Common Soul By the Pound
"I wanted that sound; that funk and soul food," says Common, stressing the f-word. "Something that could sound like it ain't no hip-hop song." While the continuing growth and maturity of Common's dextrous grasp is present on his fourth album, Like Water For Chocolate, the most significant change is the sound overhaul, courtesy of the Chicago MC aligning himself with ?uestlove of the Roots, D'Angelo and Slum Village producer Jaydee, all members of the formidable Soulquarians crew. Collectively, they address the lacking execution that Common freely admits scuppered 1997's One Day It'll All Make Sense.

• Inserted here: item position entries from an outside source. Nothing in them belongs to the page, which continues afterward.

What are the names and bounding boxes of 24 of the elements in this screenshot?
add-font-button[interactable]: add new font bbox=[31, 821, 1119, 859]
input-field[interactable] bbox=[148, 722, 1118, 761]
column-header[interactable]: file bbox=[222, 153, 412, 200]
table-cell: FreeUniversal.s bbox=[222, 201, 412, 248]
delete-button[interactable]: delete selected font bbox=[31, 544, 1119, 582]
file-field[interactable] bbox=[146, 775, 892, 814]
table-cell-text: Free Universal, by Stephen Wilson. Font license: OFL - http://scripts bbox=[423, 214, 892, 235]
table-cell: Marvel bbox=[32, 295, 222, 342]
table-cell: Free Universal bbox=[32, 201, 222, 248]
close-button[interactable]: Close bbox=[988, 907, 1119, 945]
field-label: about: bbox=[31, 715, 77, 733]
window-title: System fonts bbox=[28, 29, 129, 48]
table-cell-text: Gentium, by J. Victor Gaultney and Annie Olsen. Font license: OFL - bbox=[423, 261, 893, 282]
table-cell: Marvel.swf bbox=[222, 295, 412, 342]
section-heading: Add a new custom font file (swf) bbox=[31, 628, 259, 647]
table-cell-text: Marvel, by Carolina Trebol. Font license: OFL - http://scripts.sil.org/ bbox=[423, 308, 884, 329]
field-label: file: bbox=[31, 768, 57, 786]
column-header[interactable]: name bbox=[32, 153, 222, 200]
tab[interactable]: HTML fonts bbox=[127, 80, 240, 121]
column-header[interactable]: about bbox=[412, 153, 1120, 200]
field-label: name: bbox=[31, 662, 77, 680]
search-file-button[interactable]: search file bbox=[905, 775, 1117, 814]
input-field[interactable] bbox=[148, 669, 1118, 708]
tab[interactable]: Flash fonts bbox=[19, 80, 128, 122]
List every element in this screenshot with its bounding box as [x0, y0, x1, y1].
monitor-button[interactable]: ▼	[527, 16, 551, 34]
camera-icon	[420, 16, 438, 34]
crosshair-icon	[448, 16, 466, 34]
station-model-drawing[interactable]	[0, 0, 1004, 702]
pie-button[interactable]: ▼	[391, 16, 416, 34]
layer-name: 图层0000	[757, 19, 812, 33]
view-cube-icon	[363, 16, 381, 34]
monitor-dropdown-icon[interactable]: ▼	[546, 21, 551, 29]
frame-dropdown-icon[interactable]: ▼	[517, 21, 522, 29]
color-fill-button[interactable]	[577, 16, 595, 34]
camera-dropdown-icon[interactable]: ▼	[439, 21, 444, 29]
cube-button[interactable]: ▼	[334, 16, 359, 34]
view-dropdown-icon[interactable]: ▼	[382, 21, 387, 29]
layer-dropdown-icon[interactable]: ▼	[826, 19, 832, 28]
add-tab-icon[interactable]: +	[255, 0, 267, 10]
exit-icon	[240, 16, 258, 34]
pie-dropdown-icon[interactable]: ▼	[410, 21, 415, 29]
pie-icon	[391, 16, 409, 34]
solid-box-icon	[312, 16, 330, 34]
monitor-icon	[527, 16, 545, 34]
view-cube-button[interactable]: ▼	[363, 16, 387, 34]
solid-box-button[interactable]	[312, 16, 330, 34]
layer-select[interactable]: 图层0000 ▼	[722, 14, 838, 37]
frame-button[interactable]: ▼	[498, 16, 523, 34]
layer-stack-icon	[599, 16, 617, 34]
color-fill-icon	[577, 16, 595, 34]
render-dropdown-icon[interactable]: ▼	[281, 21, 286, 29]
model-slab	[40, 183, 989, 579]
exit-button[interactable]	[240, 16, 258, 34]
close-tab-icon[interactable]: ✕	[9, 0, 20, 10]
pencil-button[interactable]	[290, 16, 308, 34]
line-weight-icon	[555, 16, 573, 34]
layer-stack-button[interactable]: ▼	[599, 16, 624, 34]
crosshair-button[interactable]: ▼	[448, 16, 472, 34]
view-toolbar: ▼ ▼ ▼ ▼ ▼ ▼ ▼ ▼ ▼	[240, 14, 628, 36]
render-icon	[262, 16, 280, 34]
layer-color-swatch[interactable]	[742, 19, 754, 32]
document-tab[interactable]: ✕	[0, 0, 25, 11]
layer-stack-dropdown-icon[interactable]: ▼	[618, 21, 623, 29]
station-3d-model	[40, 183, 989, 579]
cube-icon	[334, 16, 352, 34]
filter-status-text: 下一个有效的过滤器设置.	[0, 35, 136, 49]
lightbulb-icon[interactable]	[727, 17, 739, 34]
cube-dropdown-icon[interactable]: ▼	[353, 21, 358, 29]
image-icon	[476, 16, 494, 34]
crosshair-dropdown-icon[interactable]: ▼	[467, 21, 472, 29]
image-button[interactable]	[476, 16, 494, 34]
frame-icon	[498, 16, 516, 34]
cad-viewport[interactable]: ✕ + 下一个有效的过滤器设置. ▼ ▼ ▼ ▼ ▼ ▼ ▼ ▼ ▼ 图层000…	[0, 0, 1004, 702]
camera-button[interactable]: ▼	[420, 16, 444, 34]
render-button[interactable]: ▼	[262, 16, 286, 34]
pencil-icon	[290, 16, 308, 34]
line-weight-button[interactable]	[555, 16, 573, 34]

Although Like Water For Chocolate adds to a long list of food references in his career, it was meant as both a literary and culinary allusion. "I named the album because I felt it was metaphoric to the way I cook up songs. I want people to feel what I am feeling when I create this music" Coming from another artist this sentiment could sound trite, but since 1994's Resurrection, Common's appeal has stemmed from his ability to intimately convey his vulnerability, frustrations and wit through his distinctive voice, versatile flows and marinated lyrics. Traversing diasporic traditions in vibrant and organic fashion, Like Water For Chocolate is inspired by Fela Kuti, enlisting the legendary Nigerian musician's son Femi as a guest artist. At the core of the music is soul, a word that elicits an animated response.

"Soul is a beautiful word, soul is so undefinable," says Common. "D'Angelo is soul. The Roots are soul artists, too. But what makes them soul? You feel their spirit. There ain't nothing technical or comprehensible about it."

Common felt a similar spiritual connection upon reading the stunning autobiography of former Black Panther Assata Shakur. He sought her out in Cuba, where she gained political asylum after escaping incarceration, to flesh out the vivid narrative "A Song For Assata." While he is more than capable of handing out damning indictments of rap materialism, as he did on buzz track "Dooinit," the experience has clearly represented an evolutionary step in Common's own spiritual growth. But he is also quick to acknowledge his own contradictions.

"I'm always striving towards perfection," says Common, humbly. "But I like watching pimp documentaries. I got a sense of humour too. It's not like everyday, 'Oh man, I'm all about this and nothing else.' That ain't realistic and that ain't me, so I ain't gonna try and portray that."